Parental Ecstasy

Time's current cover story takes on attachment parenting. A video synopsis here. Why Hanna Rosin objects to the movement:

Attachment parenting demands not just certain actions you take with your baby but also certain emotional states to accompany those actions. So, it’s not just enough to breast-feed but one has to experience "breast-feeding induced maternal nirvana." And it’s not enough to snuggle—you have to snuggle enough to achieve a spiritual high. As Badinter has said, once women were just expected to tolerate their babies, Betty Draper style, but now they are expected to experience "jouissance" loosely translated as "orgasm." And this is what makes the movement truly oppressive.

Susanna Schrobsdorff reflects on her own experiences:

As it turns out, public breast-feeding is the gateway drug to attachment parenting. If your child happens to take to breast-feeding, you do end up pretty attached, and keeping that newborn fed isn’t just a 20-minute refueling every two or three hours. It’s a nonstop buffet.

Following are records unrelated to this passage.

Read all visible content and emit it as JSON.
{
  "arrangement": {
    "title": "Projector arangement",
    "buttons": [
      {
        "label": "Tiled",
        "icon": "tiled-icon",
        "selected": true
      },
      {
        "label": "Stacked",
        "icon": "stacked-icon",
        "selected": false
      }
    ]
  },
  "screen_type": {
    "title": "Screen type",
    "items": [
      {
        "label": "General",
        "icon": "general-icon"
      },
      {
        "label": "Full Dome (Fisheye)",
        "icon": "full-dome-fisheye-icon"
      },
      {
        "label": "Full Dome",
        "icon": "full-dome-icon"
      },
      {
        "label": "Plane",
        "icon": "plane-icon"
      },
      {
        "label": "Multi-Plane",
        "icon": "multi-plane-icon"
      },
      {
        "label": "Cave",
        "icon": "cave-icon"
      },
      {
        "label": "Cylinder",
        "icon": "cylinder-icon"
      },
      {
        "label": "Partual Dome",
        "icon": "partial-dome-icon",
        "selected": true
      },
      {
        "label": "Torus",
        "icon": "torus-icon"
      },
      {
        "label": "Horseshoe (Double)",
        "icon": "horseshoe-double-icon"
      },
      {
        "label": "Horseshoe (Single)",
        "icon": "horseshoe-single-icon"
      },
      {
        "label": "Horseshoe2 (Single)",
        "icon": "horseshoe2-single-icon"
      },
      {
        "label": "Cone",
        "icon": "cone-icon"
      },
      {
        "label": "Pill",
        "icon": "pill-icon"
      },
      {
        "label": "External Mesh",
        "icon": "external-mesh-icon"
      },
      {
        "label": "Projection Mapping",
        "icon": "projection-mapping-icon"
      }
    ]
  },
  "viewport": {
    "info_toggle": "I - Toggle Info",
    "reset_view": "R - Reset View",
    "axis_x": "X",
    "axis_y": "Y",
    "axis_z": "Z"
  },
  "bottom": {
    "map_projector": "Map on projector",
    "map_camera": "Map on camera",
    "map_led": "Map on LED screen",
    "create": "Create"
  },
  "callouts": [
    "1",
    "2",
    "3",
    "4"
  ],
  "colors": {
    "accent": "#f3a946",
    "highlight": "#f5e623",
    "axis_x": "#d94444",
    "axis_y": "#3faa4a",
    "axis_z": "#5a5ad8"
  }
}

Naturally, after a while, dragging yourself out of bed to slump in a rocker for half the night seems ridiculous. I think you know where I’m going here. Yes, the family bed. It’s like moving from pot to cocaine. You are so tired, and it’s so easy. Of course, if you’re an accidental attachment parent like me, you kept the crib for daytime napping and as a fig leaf in case someone from out of state visited. So many of these so-called choices are nothing more than a slow stumble into a habit that doesn’t seem like such a big deal if you run with a certain crowd.